09/02/2015 - 10H02 - POR CARLOS ORSI
A questão é que esses levantamentos, e a forma como são interpretados, têm vários problemas. O primeiro, mais óbvio, é que com cerca de 190 países no mundo, fica muito fácil fazer comparações capciosas: por exemplo, comparado com os Estados Unidos, o Brasil é um país de população civil desarmada e alto índice de violência; comparado à Inglaterra, somos um país de população civil armada e alto índice de violência.
Os dados, enfim, se prestam àquilo que os estudiosos do método científico chamam de “cherry-picking” – literalmente, “apanhar cerejas”: em vez de analisar toda a informação relevante, apanham-se apenas alguns poucos dados escolhidos, as tais ”cerejas”, selecionadas de antemão para reforçar a ideologia do autor.
Em 2013, o site do jornal britânico “The Guardian” publicou as bases de dados completas da ONU e do grupo suíço Small Arms Survey sobre criminalidade e armamento civil, com informações sobre mais de uma centena de países.

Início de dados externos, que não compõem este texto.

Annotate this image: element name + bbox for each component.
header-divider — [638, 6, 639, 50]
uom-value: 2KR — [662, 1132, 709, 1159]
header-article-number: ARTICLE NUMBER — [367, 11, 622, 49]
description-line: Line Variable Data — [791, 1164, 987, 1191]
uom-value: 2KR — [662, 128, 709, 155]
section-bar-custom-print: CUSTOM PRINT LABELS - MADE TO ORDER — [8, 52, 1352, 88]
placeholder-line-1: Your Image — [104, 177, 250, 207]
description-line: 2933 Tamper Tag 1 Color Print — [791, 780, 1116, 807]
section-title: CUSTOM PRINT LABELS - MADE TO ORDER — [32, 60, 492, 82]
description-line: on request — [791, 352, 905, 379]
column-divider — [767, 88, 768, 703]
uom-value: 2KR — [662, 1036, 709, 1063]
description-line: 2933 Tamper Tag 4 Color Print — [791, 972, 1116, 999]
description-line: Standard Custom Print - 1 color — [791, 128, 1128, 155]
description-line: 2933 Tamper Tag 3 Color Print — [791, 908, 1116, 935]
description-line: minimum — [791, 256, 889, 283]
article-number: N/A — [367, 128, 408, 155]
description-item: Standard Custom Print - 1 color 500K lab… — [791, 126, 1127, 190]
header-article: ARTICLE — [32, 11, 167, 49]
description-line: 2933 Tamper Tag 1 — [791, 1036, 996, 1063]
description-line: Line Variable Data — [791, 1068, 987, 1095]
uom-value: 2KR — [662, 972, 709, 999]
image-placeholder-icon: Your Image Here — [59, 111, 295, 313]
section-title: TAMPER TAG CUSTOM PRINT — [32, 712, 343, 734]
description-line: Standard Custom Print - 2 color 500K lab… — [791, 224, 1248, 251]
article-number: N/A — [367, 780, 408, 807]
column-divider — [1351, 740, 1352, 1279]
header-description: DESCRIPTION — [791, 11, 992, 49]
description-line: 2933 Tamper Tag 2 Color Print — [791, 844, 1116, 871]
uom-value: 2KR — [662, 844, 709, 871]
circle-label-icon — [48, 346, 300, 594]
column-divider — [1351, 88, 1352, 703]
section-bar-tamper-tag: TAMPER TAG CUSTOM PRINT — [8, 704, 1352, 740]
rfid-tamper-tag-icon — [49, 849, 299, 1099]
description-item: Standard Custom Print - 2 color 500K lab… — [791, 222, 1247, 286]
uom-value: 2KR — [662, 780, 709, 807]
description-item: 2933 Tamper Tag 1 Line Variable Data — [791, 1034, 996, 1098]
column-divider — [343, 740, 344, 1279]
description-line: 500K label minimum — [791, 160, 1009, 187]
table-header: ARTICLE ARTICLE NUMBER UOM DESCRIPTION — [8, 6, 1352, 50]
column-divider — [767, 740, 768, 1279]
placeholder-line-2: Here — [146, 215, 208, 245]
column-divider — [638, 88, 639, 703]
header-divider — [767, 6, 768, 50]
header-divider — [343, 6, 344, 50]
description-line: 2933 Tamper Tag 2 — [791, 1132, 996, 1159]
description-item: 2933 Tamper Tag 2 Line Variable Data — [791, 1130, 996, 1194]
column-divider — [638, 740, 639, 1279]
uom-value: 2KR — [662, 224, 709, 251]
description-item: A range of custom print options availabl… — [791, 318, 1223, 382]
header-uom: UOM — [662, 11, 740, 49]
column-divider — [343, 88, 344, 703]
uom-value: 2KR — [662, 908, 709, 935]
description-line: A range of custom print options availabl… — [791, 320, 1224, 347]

Eu fiz uma breve análise desses números, na época, em meu blog pessoal, e a conclusão a que cheguei foi de que não há conclusão: o grau de armamento da sociedade parece muito pouco importante – quase irrelevante – em seu impacto sobre as taxas gerais de violência, pois há países armados violentos e pacíficos, e há países desarmados violentos e pacíficos. Os dados globais simplesmente não apontam para nenhuma ligação sólida entre as duas variáveis.
Aliás, mesmo se fosse verdade que os países mais armados são os mais seguros, faltariademonstrar uma relação de causa e efeito entre uma coisa e outra. Um artigo comumente citado pelos que defendem a ideia de que mais armas significam menos crimes – “Would Banning Firearms Reduce Murder and suicide?” (“Será que proibir Armas Reduziria os Assassinatos e Suicídios?”), assinado por dois criminologistas e publicado em 2007 no “Harvard Journal of Law & Public Policy” – argumenta não que mais armas tornam a sociedade mais segura, e sim que proibir as armas não é um modo eficaz de reduzir a criminalidade. Citando: “Nações que têm problemas de violência tendem a adotar um controle estrito de armas, mas esses não reduzem a violência, que é determinada por fatores básicos, socioculturais e econômicos”.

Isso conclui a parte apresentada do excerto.